Rien ne vaut la douce ironie d’une semaine où la technologie essaye de montrer qu’elle résout des problèmes qu’elle a elle-même créés. Apple libéralise enfin notre bouton Snooze alors qu’elle verrouille en même temps nos ados sous supervision parentale, tout en promettant – la main sur le cœur de Cupertino – qu’iOS 26 sera la clé d’un quotidien apaisé, fluide et intelligent. À quel moment toute cette modernité devient-elle simplement une ingénierie de la frustration, suivie du petit plaisir de la résoudre moyennant une mise à jour annuelle ?
C’est un drôle de paradoxe que nous servent ces géants de la tech : d’un côté, la sophistication vertigineuse avec l’Apple Intelligence qui se pavane comme le nouveau nectar de la productivité, le screenshot intelligent qui promet de lire nos pensées à travers nos captures d’écran (visual intelligence, vraiment ?), et, de l’autre, la bonne vieille obsolescence qui condamne nos « vieux » appareils à la préhistoire logicielle (iOS 26 et l’exclusion tranquille).
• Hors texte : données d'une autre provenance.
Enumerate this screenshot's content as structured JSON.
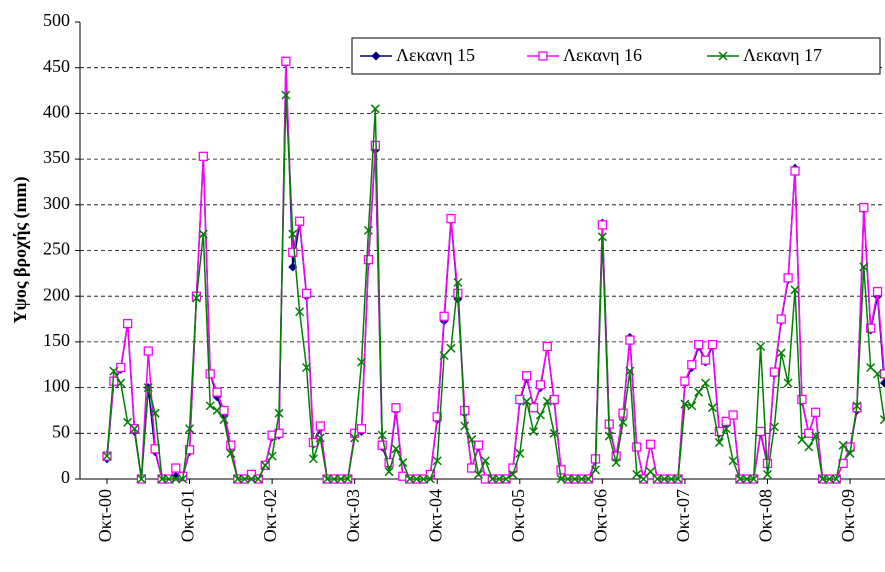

Où finit la promesse d’un usage sur-mesure et où commence l’injonction à la consommation déguisée sous des GIFs fun et des Genmojis bariolés ?
Mais l’innovation ne se limite pas à la pomme : pendant qu’Apple tente de solidifier ses légumes dans la salade numérique, les petits Européens de Multiverse Computing inventent une technologie de compression IA qui pourrait faire tourner ChatGPT sur un grille-pain, et que Waymo démontre qu’on peut être un robotaxi et ruiner le rêve de la mobilité autonome bon marché (l’autonomie coûteuse). Même la bicyclette connectée fait sa révolution : antivol en béton, guidon bloquant, et GPS omniscient (Olto). Tous veulent nous offrir plus de contrôle, alors qu’en réalité ils resserrent doucement la mainmise sur nos habitudes et nos choix – jusque dans nos rêves, minutés au snooze près.
Au pays des gadgets, c’est toujours la promesse d’autonomie et de libération qui fait la pub – alors qu’elle nous installe joliment dans un nouveau club d’abonnés vulnérables.
Cela va plus loin : la sécurité ? Fragile, à en croire les failles iOS qui transforment nos téléphones en chevaux de Troie, espionnant journalistes et citoyens avant que Cupertino ne communique à demi-mot (les failles iOS). L’intelligence ? Déléguée à OpenAI pour embellir les captures, imaginer des images jamais dessinées (Playground et ChatGPT), voire répondre à vos sondages dans Messages. Même fêter les pères devient un service d’abonnement, histoire de faire briller Papa à table sans se salir sur un barbecue (MasterClass), là où la parentalité s’exerce maintenant par le biais d’options PermissionKit et d’algorithmes de limites de communication (controler l’adolescence).
Nostalgique du soleil, on pourrait croire que la vérité se trouve en dehors de nos écrans : la Solar Orbiter, elle, débrouille patiemment la météo spatiale avec des selfies polaires (Solar Orbiter), rappelant que derrière l’individualisation extrême du smartphone il y a l’humilité face à un chaos magnétique universel – et que nos cycles de hype ou de désenchantement tech ne sont rien face à ceux du cosmos. Peut-être faudra-t-il, comme toujours, laisser mûrir le code et apprendre à différencier progrès et poudre aux yeux. Pour l’instant, la technologie promet de tout faciliter : choisir son réveil, sa sécurité, son image et son moyen de transport… Mais au fond, c’est surtout la définition même de la liberté numérique qui change, une minute Snooze personnalisable à la fois.